I see that each encryption with the same key and same content in Javascript gives a different encrypted string, which is not the case with the Objective-C implementation that always give the same encrypted string. I've read the answers of this post and it makes me believe I'm right about something along the lines of vector initialization but I'd need your help to pinpoint what's going on exactly.
谢谢!
推荐答案
JavaScript实现使用CTR模式,而Objective-C实现使用ECB模式(ECB是弱的(弱的)),而不是两个实现之间的区别。
Yup, there are a number of differences between the two implementations.
- 不应该使用。)
The Javascript implementation uses CTR mode while the Objective-C implementation uses ECB mode (ECB is weak and should not be used.)
Javascript实现使用键扩展。也就是说它在将密钥传递给AES代码之前对密钥进行转换。不确定Objective-C实现。无论如何,你几乎可以确定这两个实现没有使用相同的密钥进行加密。
The Javascript implemenation uses a key expansion. I.e. it transforms the key before passing it to the AES code. Not sure about the Objective-C implementation. Anyway, you can almost be sure that the two implementations are not using the same key for the encryption.
Javascript实现使用当前时间生成一个8字节IV加密到密文。此IV用于初始化CTR模式的计数器。
由于IV更改,加密相同的明文两次将导致不同的密文。还使用当前时间为CTR模式生成IV是确定,只要你不在同一时钟tick()内加密两个密文。 Objective-C实现不使用IV(因为它使用ECB模式)。
The Javascript implementation uses the current time to generate a 8 byte IV that is prepended to the ciphertext. This IV is used to initialize the counter for the CTR mode. Because of the IV changes, encrypting the same plaintext twice will result in different ciphertexts. Also using the current time for generating an IV for CTR mode is ok, as long as you don't encrypt two ciphertexts within the same clock tick(). The Objective-C implementation doesn't use an IV (since it uses ECB mode).
Objective-C代码使用PKCS#7填充,Javascript代码不使用。这是使用不同加密模式的结果。
The Objective-C code uses PKCS #7 padding, the Javascript code uses none. This is a consequence of using distinct encryption modes.

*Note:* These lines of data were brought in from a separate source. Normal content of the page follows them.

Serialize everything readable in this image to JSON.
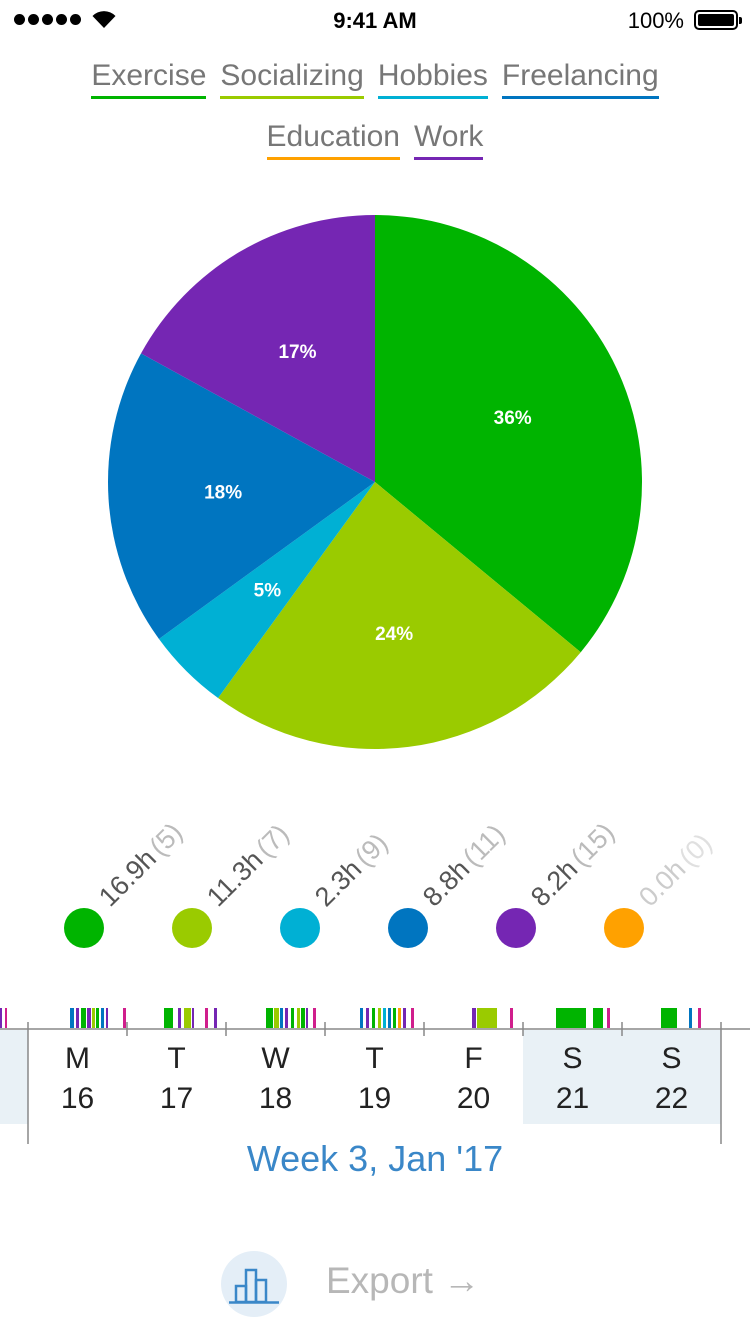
{
  "status_bar": {
    "time": "9:41 AM",
    "battery": "100%"
  },
  "legend": [
    {
      "label": "Exercise",
      "color": "#00b400"
    },
    {
      "label": "Socializing",
      "color": "#9acb00"
    },
    {
      "label": "Hobbies",
      "color": "#00b0d4"
    },
    {
      "label": "Freelancing",
      "color": "#0075c0"
    },
    {
      "label": "Education",
      "color": "#ffa100"
    },
    {
      "label": "Work",
      "color": "#7526b3"
    }
  ],
  "chart_data": {
    "type": "pie",
    "slices": [
      {
        "category": "Exercise",
        "value": 36,
        "label": "36%",
        "color": "#00b400"
      },
      {
        "category": "Socializing",
        "value": 24,
        "label": "24%",
        "color": "#9acb00"
      },
      {
        "category": "Hobbies",
        "value": 5,
        "label": "5%",
        "color": "#00b0d4"
      },
      {
        "category": "Freelancing",
        "value": 18,
        "label": "18%",
        "color": "#0075c0"
      },
      {
        "category": "Work",
        "value": 17,
        "label": "17%",
        "color": "#7526b3"
      }
    ]
  },
  "totals": [
    {
      "hours": "16.9h",
      "count": "(5)",
      "color": "#00b400"
    },
    {
      "hours": "11.3h",
      "count": "(7)",
      "color": "#9acb00"
    },
    {
      "hours": "2.3h",
      "count": "(9)",
      "color": "#00b0d4"
    },
    {
      "hours": "8.8h",
      "count": "(11)",
      "color": "#0075c0"
    },
    {
      "hours": "8.2h",
      "count": "(15)",
      "color": "#7526b3"
    },
    {
      "hours": "0.0h",
      "count": "(0)",
      "color": "#ffa100",
      "faded": true
    }
  ],
  "week": {
    "label": "Week 3, Jan '17",
    "days": [
      {
        "letter": "M",
        "date": "16",
        "weekend": false
      },
      {
        "letter": "T",
        "date": "17",
        "weekend": false
      },
      {
        "letter": "W",
        "date": "18",
        "weekend": false
      },
      {
        "letter": "T",
        "date": "19",
        "weekend": false
      },
      {
        "letter": "F",
        "date": "20",
        "weekend": false
      },
      {
        "letter": "S",
        "date": "21",
        "weekend": true
      },
      {
        "letter": "S",
        "date": "22",
        "weekend": true
      }
    ]
  },
  "bottom": {
    "export_label": "Export →",
    "stats_icon": "bar-chart-icon"
  }
}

此外,您还必须检查密文如何编码。 Javascript代码使用Base64编码。
Furthermore, you also have to check, how the ciphertext is encoded. The Javascript code uses Base64 encoding. The Objective-C code is too much distributed over several postings, that I didn't find the relevant code.
这篇关于两种AES算法之间的互操作性的文章就介绍到这了,希望我们推荐的答案对大家有所帮助,也希望大家多多支持IT屋!